Shorris foresees 3 million passengers using Stewart annually within a few years.
He said 11 million people who now use the three major airports live in Stewart's
"catchment area" _ Westchester County and points north in New York,
northern New Jersey and even part of Pennsylvania.
"Obviously not all of them will end up at Stewart," Shorris said.
"Some of them are taking a flight to Budapest or whatever and that's not
going to come out of Stewart. But many of those people would be attracted, we
believe, to high-quality service at a high-quality airport that's in a different
airspace from the rest of the New York airports."
The attractions, he said, will include an easy trip to the airport, plenty of
close-in parking, comfortable terminals and flights taking off on schedule.
Those factors were all coming together nicely this month for Dan Hurwitz, a
60-year-old math teacher at Skidmore College, who drove 100 miles to Stewart
from his home in Saratoga Springs because a flight to Sarasota, Fla., was
cheaper there than from the Albany airport that is closest to his home.
"I've wanted to try this airport," he said, killing time over a cup of
coffee. "Parking was really easy in the credit-card lot. They told me to be
here two hours early but everything's fast. I could have come an hour later.

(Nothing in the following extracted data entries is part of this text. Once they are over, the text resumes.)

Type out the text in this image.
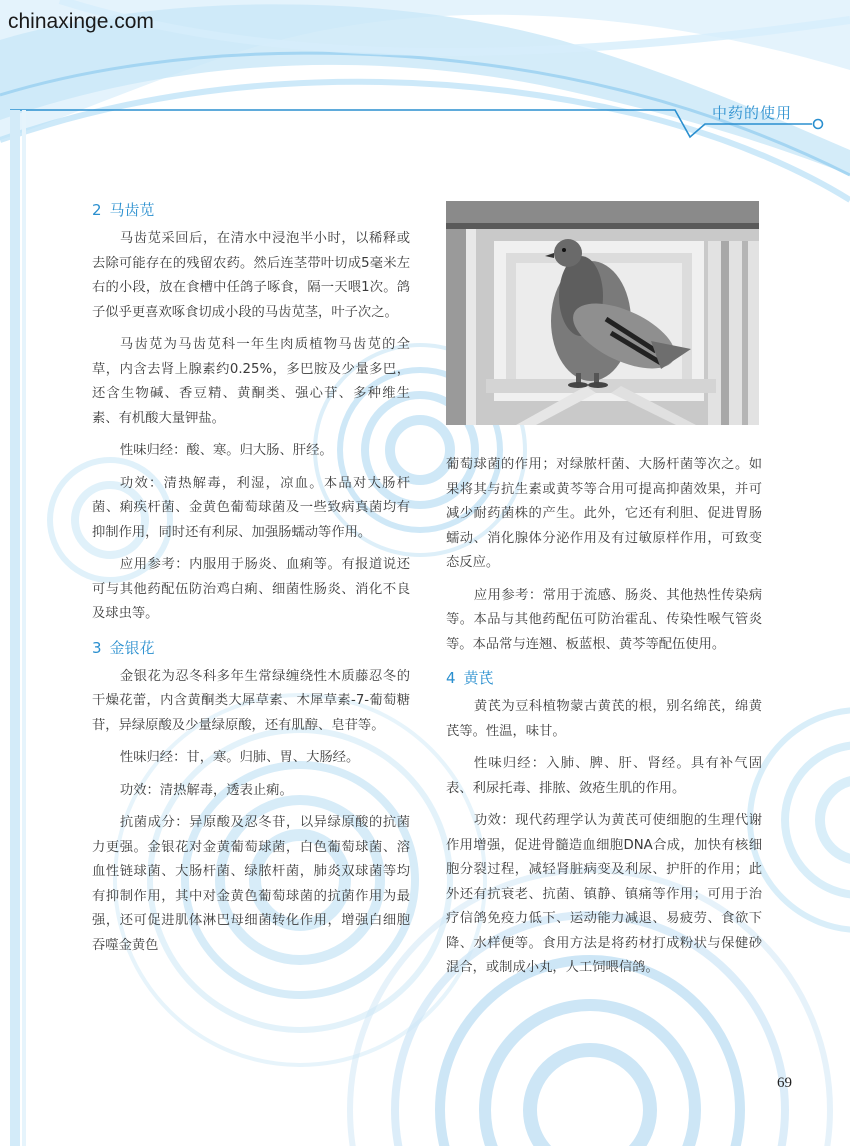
chinaxinge.com
中药的使用
2 马齿苋

马齿苋采回后，在清水中浸泡半小时，以稀释或去除可能存在的残留农药。然后连茎带叶切成5毫米左右的小段，放在食槽中任鸽子啄食，隔一天喂1次。鸽子似乎更喜欢啄食切成小段的马齿苋茎，叶子次之。

马齿苋为马齿苋科一年生肉质植物马齿苋的全草，内含去肾上腺素约0.25%，多巴胺及少量多巴，还含生物碱、香豆精、黄酮类、强心苷、多种维生素、有机酸大量钾盐。

性味归经：酸、寒。归大肠、肝经。

功效：清热解毒，利湿，凉血。本品对大肠杆菌、痢疾杆菌、金黄色葡萄球菌及一些致病真菌均有抑制作用，同时还有利尿、加强肠蠕动等作用。

应用参考：内服用于肠炎、血痢等。有报道说还可与其他药配伍防治鸡白痢、细菌性肠炎、消化不良及球虫等。

3 金银花

金银花为忍冬科多年生常绿缠绕性木质藤忍冬的干燥花蕾，内含黄酮类大犀草素、木犀草素-7-葡萄糖苷，异绿原酸及少量绿原酸，还有肌醇、皂苷等。

性味归经：甘，寒。归肺、胃、大肠经。

功效：清热解毒，透表止痢。

抗菌成分：异原酸及忍冬苷，以异绿原酸的抗菌力更强。金银花对金黄葡萄球菌，白色葡萄球菌、溶血性链球菌、大肠杆菌、绿脓杆菌，肺炎双球菌等均有抑制作用，其中对金黄色葡萄球菌的抗菌作用为最强，还可促进肌体淋巴母细菌转化作用，增强白细胞吞噬金黄色

葡萄球菌的作用；对绿脓杆菌、大肠杆菌等次之。如果将其与抗生素或黄芩等合用可提高抑菌效果，并可减少耐药菌株的产生。此外，它还有利胆、促进胃肠蠕动、消化腺体分泌作用及有过敏原样作用，可致变态反应。

应用参考：常用于流感、肠炎、其他热性传染病等。本品与其他药配伍可防治霍乱、传染性喉气管炎等。本品常与连翘、板蓝根、黄芩等配伍使用。

4 黄芪

黄芪为豆科植物蒙古黄芪的根，别名绵芪，绵黄芪等。性温，味甘。

性味归经：入肺、脾、肝、肾经。具有补气固表、利尿托毒、排脓、敛疮生肌的作用。

功效：现代药理学认为黄芪可使细胞的生理代谢作用增强，促进骨髓造血细胞DNA合成，加快有核细胞分裂过程，减轻肾脏病变及利尿、护肝的作用；此外还有抗衰老、抗菌、镇静、镇痛等作用；可用于治疗信鸽免疫力低下、运动能力减退、易疲劳、食欲下降、水样便等。食用方法是将药材打成粉状与保健砂混合，或制成小丸，人工饲喂信鸽。

69
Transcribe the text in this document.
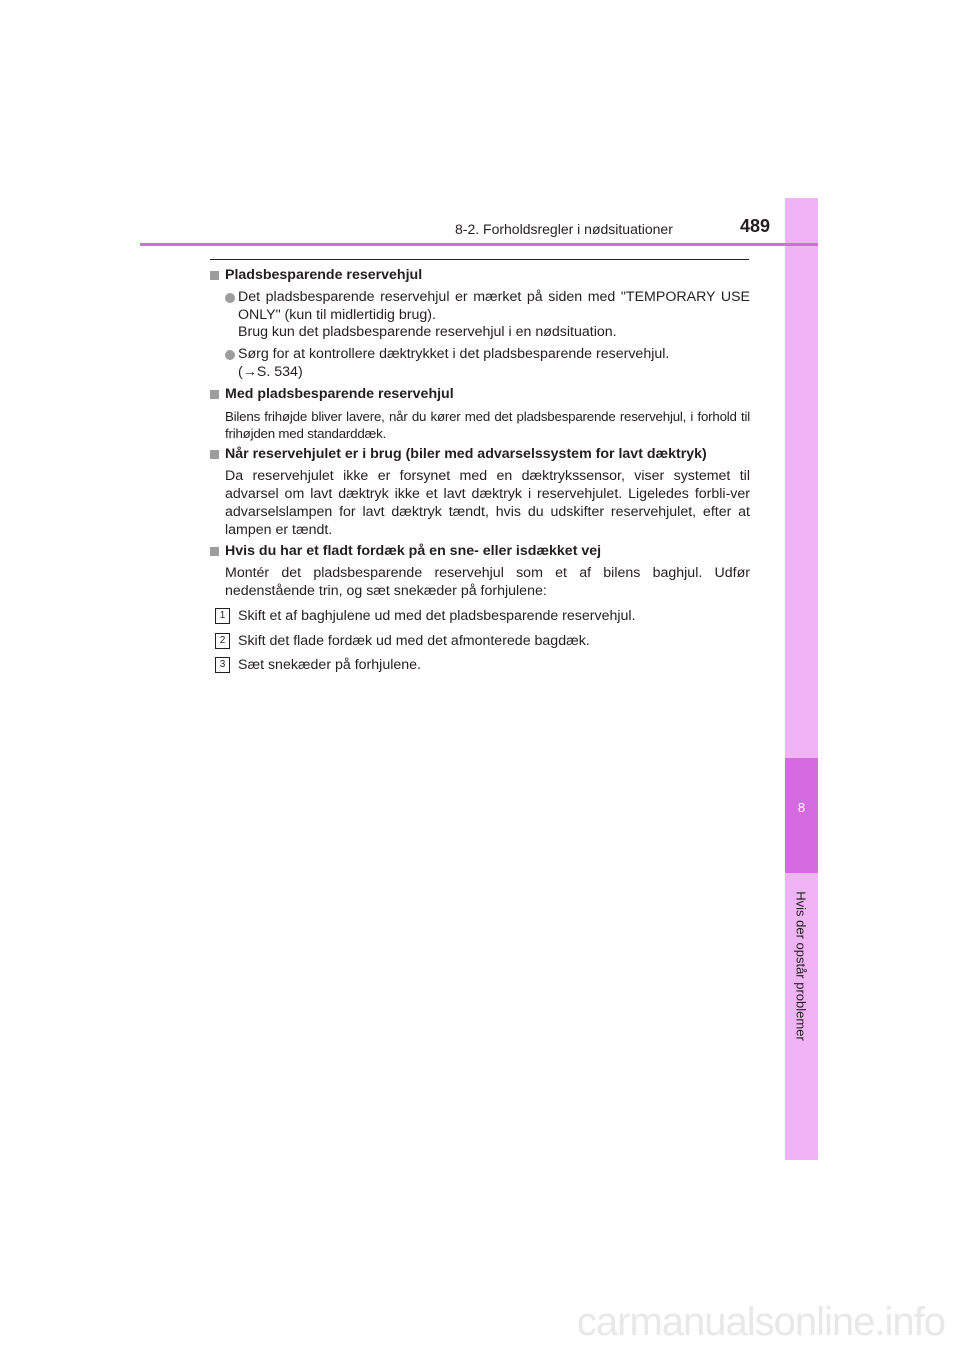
8
Hvis der opstår problemer
8-2. Forholdsregler i nødsituationer	489
Pladsbesparende reservehjul
Det pladsbesparende reservehjul er mærket på siden med "TEMPORARY USE ONLY" (kun til midlertidig brug).
Brug kun det pladsbesparende reservehjul i en nødsituation.
Sørg for at kontrollere dæktrykket i det pladsbesparende reservehjul.
(→S. 534)
Med pladsbesparende reservehjul
Bilens frihøjde bliver lavere, når du kører med det pladsbesparende reservehjul, i forhold til frihøjden med standarddæk.
Når reservehjulet er i brug (biler med advarselssystem for lavt dæktryk)
Da reservehjulet ikke er forsynet med en dæktrykssensor, viser systemet til advarsel om lavt dæktryk ikke et lavt dæktryk i reservehjulet. Ligeledes forbli-ver advarselslampen for lavt dæktryk tændt, hvis du udskifter reservehjulet, efter at lampen er tændt.
Hvis du har et fladt fordæk på en sne- eller isdækket vej
Montér det pladsbesparende reservehjul som et af bilens baghjul. Udfør nedenstående trin, og sæt snekæder på forhjulene:
1 Skift et af baghjulene ud med det pladsbesparende reservehjul.
2 Skift det flade fordæk ud med det afmonterede bagdæk.
3 Sæt snekæder på forhjulene.
carmanualsonline.info
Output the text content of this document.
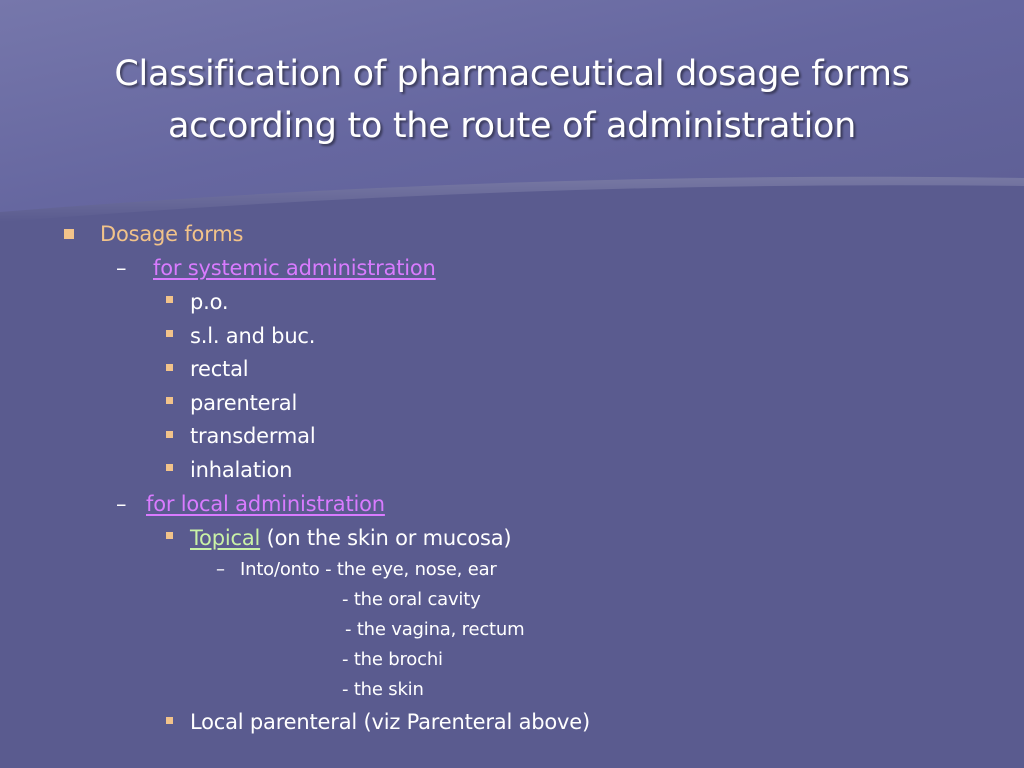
Classification of pharmaceutical dosage forms
according to the route of administration
Dosage forms
– for systemic administration
p.o.
s.l. and buc.
rectal
parenteral
transdermal
inhalation
– for local administration
Topical (on the skin or mucosa)
– Into/onto - the eye, nose, ear
- the oral cavity
- the vagina, rectum
- the brochi
- the skin
Local parenteral (viz Parenteral above)
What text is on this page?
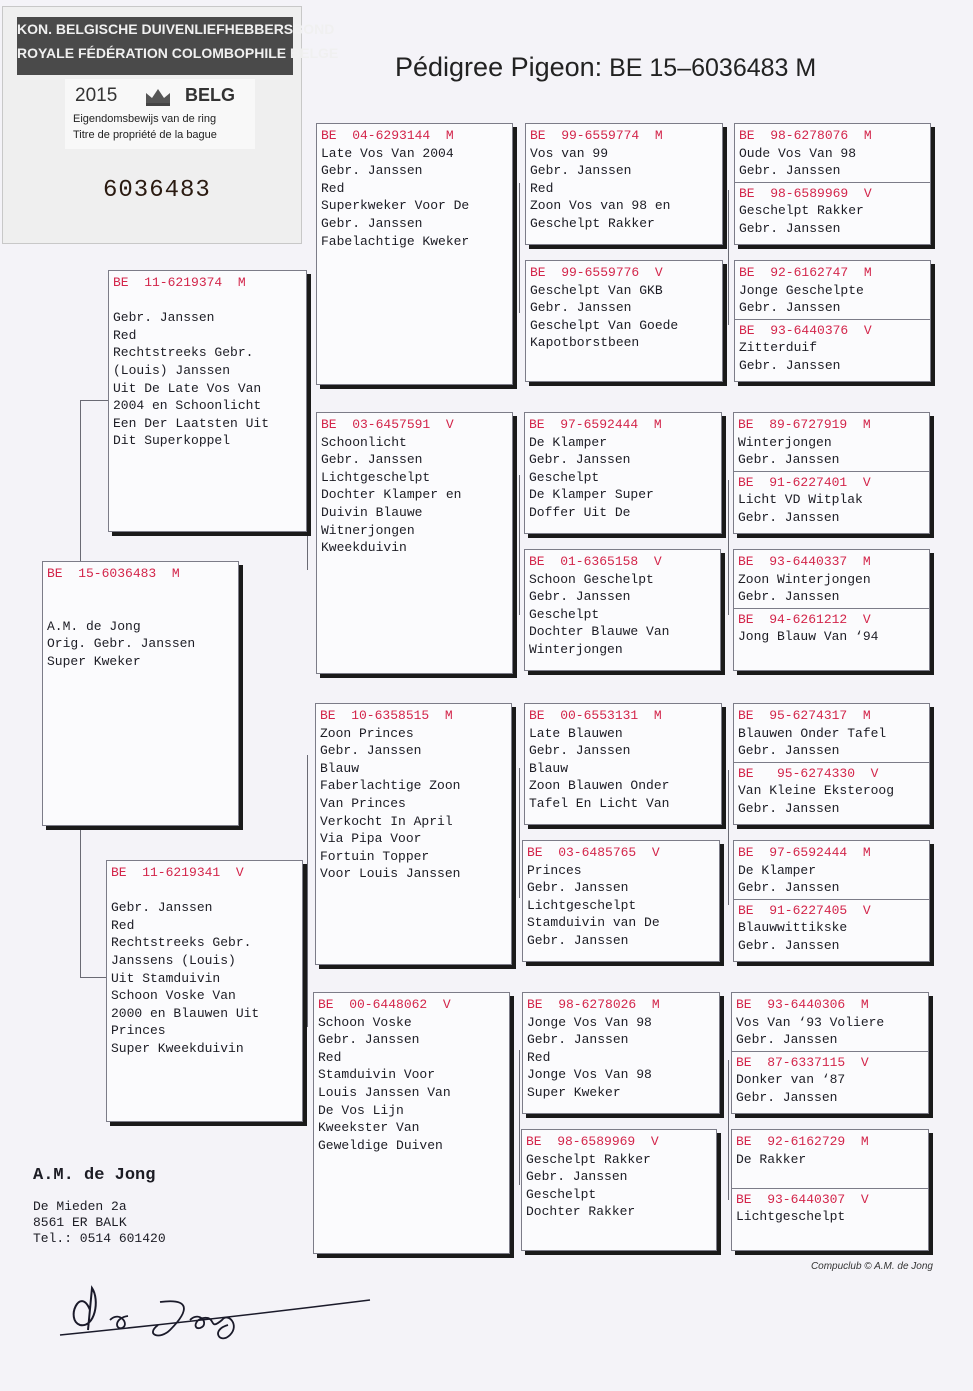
Pédigree Pigeon: BE 15–6036483 M
KON. BELGISCHE DUIVENLIEFHEBBERSBOND
ROYALE FÉDÉRATION COLOMBOPHILE BELGE
2015	BELG
Eigendomsbewijs van de ring
Titre de propriété de la bague
6036483
BE  15-6036483  M
A.M. de Jong
Orig. Gebr. Janssen
Super Kweker
BE  11-6219374  M
Gebr. Janssen
Red
Rechtstreeks Gebr.
(Louis) Janssen
Uit De Late Vos Van
2004 en Schoonlicht
Een Der Laatsten Uit
Dit Superkoppel
BE  11-6219341  V
Gebr. Janssen
Red
Rechtstreeks Gebr.
Janssens (Louis)
Uit Stamduivin
Schoon Voske Van
2000 en Blauwen Uit
Princes
Super Kweekduivin
BE  04-6293144  M
Late Vos Van 2004
Gebr. Janssen
Red
Superkweker Voor De
Gebr. Janssen
Fabelachtige Kweker
BE  03-6457591  V
Schoonlicht
Gebr. Janssen
Lichtgeschelpt
Dochter Klamper en
Duivin Blauwe
Witnerjongen
Kweekduivin
BE  10-6358515  M
Zoon Princes
Gebr. Janssen
Blauw
Faberlachtige Zoon
Van Princes
Verkocht In April
Via Pipa Voor
Fortuin Topper
Voor Louis Janssen
BE  00-6448062  V
Schoon Voske
Gebr. Janssen
Red
Stamduivin Voor
Louis Janssen Van
De Vos Lijn
Kweekster Van
Geweldige Duiven
BE  99-6559774  M
Vos van 99
Gebr. Janssen
Red
Zoon Vos van 98 en
Geschelpt Rakker
BE  99-6559776  V
Geschelpt Van GKB
Gebr. Janssen
Geschelpt Van Goede
Kapotborstbeen
BE  97-6592444  M
De Klamper
Gebr. Janssen
Geschelpt
De Klamper Super
Doffer Uit De
BE  01-6365158  V
Schoon Geschelpt
Gebr. Janssen
Geschelpt
Dochter Blauwe Van
Winterjongen
BE  00-6553131  M
Late Blauwen
Gebr. Janssen
Blauw
Zoon Blauwen Onder
Tafel En Licht Van
BE  03-6485765  V
Princes
Gebr. Janssen
Lichtgeschelpt
Stamduivin van De
Gebr. Janssen
BE  98-6278026  M
Jonge Vos Van 98
Gebr. Janssen
Red
Jonge Vos Van 98
Super Kweker
BE  98-6589969  V
Geschelpt Rakker
Gebr. Janssen
Geschelpt
Dochter Rakker
BE  98-6278076  M
Oude Vos Van 98
Gebr. Janssen
BE  98-6589969  V
Geschelpt Rakker
Gebr. Janssen
BE  92-6162747  M
Jonge Geschelpte
Gebr. Janssen
BE  93-6440376  V
Zitterduif
Gebr. Janssen
BE  89-6727919  M
Winterjongen
Gebr. Janssen
BE  91-6227401  V
Licht VD Witplak
Gebr. Janssen
BE  93-6440337  M
Zoon Winterjongen
Gebr. Janssen
BE  94-6261212  V
Jong Blauw Van ‘94
BE  95-6274317  M
Blauwen Onder Tafel
Gebr. Janssen
BE   95-6274330  V
Van Kleine Eksteroog
Gebr. Janssen
BE  97-6592444  M
De Klamper
Gebr. Janssen
BE  91-6227405  V
Blauwwittikske
Gebr. Janssen
BE  93-6440306  M
Vos Van ‘93 Voliere
Gebr. Janssen
BE  87-6337115  V
Donker van ‘87
Gebr. Janssen
BE  92-6162729  M
De Rakker
BE  93-6440307  V
Lichtgeschelpt
A.M. de Jong
De Mieden 2a
8561 ER BALK
Tel.: 0514 601420
Compuclub © A.M. de Jong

"My wife and I fly to Germany a lot and we're very familiar with the New
York airports," he said. "I can get here in half the time."
The airlines, too, say they appreciate the differences between Stewart and the
big airports. Skybus, which began flying out of Stewart to Columbus, Ohio, this
month, finds the airport "a perfect fit," said spokesman Bob Tenenbaum.
"Skybus turns its flights around in 25 minutes," he said. "At
Kennedy or Newark or LaGuardia, you can easily wait 25 minutes just to land.
Stewart is the kind of airport that lets an airline like Skybus serve a major
market without using the major airports."
Skybus is adding flights to Greensboro, N.C., next month and expects to expand
further at Stewart, Tenenbaum said.
Rapid expansion might cause concern among environmentalists, but Shorris has
pledged to develop "the world's first carbon-negative airport," in
which terminals, baggage equipment, offices, stores and restaurants "not
only do not produce greenhouse gas emissions but actually produce or support
enough green energy to begin to offset the emissions generated by the
planes."
Steve Rosenberg, a senior vice president at the environmental group Scenic
Hudson, said his group wants to "make sure that in fact what the goal is
not merely a catch phrase to capture attention and imagination but will result
in a real difference." Rosenberg sits on a citizens advisory panel on
Stewart set up by the Port Authority.
The theme of a blank canvas was evident later as Ehler looked out across the
tarmac at a shrubby rise that blocked the view of the end of the runway.
"I could use that space for airplane parking," she said. "I think
I'm going to want to take down that hill."